我有一个很长的一维数组,我想计算它的累积和,然后在结果数组的开头添加一个零。
import numpy as np
def padded_cumsum(x):
cum_sum_x = np.cumsum(x) # Creating a new array here is fine
return np.pad(cum_sum_x, (1,0), mode='constant') # Prepend a single zero w/ pad
x = np.array(range(2**25))
print padded_cumsum(x)
函数
padded_cumsum
将被调用数十亿次,并且数组长度不同,因此我试图避免任何数组复制,因为这很昂贵。另外,我不能通过在开始/结束处用额外的值/NaN实例化原始数组x
来改变它。由于 cum_sum_x
无论如何都需要创建,我怀疑我可以通过做一些像黑客一样的事情来偷偷地输入零:
def padded_cumsum(x):
cum_sum_x = np.empty(x.shape[0]+1)
cum_sum_x[0] = 0
cum_sum_x[1:] = np.cumsum(x)
return np.pad(cum_sum_x, (1,0), mode='constant') # Prepend a single zero w/ pad
在手动分配的数组上使用
out
关键字。
out = np.empty(len(x)+pad, dtype=yourdtype)

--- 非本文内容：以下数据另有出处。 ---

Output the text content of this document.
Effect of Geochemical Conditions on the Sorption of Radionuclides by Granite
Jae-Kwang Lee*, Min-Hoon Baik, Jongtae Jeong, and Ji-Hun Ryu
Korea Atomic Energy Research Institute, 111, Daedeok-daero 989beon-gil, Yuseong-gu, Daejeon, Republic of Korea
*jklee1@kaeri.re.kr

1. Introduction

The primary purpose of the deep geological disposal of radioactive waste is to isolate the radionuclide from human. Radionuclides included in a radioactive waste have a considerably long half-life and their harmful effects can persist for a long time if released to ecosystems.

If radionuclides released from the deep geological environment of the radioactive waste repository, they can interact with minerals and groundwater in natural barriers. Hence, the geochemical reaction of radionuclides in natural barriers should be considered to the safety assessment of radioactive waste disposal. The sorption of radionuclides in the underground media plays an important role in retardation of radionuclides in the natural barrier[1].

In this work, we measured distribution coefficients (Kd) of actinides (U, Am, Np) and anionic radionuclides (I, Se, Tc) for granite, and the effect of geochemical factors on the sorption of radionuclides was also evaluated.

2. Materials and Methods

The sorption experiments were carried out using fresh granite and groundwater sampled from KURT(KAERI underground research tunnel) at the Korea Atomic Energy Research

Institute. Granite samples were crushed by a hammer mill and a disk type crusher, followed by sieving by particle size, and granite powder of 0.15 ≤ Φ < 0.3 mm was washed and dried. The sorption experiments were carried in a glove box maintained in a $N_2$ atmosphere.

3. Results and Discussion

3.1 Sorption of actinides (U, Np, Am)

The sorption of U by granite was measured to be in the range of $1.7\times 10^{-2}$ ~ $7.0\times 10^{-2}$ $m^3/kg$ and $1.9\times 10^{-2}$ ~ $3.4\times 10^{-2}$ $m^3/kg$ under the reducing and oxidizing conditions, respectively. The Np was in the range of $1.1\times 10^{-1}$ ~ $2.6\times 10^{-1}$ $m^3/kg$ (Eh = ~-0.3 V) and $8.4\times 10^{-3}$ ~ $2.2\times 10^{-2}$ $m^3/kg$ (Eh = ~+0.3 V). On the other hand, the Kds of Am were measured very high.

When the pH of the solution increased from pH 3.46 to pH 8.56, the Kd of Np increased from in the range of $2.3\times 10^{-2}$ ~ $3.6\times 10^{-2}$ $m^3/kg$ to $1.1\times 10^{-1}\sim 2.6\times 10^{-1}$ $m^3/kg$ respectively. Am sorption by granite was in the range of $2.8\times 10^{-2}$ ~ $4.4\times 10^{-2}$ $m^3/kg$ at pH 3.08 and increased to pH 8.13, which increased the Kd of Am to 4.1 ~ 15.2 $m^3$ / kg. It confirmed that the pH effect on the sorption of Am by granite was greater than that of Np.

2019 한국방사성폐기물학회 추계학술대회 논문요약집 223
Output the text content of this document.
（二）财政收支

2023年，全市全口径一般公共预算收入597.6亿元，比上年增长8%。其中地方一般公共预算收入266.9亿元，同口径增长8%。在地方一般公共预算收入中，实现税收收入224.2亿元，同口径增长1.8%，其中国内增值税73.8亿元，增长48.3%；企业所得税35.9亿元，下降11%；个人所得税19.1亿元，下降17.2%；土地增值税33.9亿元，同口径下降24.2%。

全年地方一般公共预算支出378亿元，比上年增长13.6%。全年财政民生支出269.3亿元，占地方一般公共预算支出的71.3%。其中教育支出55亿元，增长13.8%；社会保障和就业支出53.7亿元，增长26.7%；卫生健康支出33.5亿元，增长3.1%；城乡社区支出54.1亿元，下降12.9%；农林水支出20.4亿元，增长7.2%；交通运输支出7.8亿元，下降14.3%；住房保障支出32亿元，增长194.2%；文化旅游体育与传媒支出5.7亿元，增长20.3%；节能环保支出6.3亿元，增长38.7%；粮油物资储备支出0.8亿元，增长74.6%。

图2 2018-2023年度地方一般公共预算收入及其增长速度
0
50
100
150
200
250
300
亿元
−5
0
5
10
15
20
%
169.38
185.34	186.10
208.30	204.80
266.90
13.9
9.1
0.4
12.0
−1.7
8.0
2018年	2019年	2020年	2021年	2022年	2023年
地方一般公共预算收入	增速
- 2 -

np.cumsum(x, out=out[pad:])
out[:pad] = 0
你可以就地射精:
def padcumsum(x):
csum=np.hstack((0,x)) # 3x faster than pad.
csum.cumsum(out=csum)
return csum
对于性能问题,您可以安装 numba :
@numba.njit
def perf(x):
csum=np.empty(x.size+1,x.dtype)
csum[0]=0
for i in range(x.size):
csum[i+1]=csum[i]+x[i]
return csum
比 padcumsum 快两倍
我比较了几个选项,主要来自这里。
np.concatenate(([0], x)).cumsum()
是最快的。
x:问题大小,y:1000 次运行的计算时间
import timeit
import random
import numpy as np
import matplotlib.pyplot as plt
cmds = [
'np.r_[[0], x].cumsum()',
'np.hstack(([0], x)).cumsum()',
'np.concatenate(([0], x)).cumsum()',
'csp0 = np.zeros(shape=(len(x) + 1,)); np.cumsum(x, out=csp0[1:])',
]
test_range = [1e0, 1e1, 1e2, 1e3, 1e4, 1e5, 1e6]
# test_range = [1e0, 1e1, 1e2]
ts = np.empty((len(cmds), len(test_range)), dtype=float)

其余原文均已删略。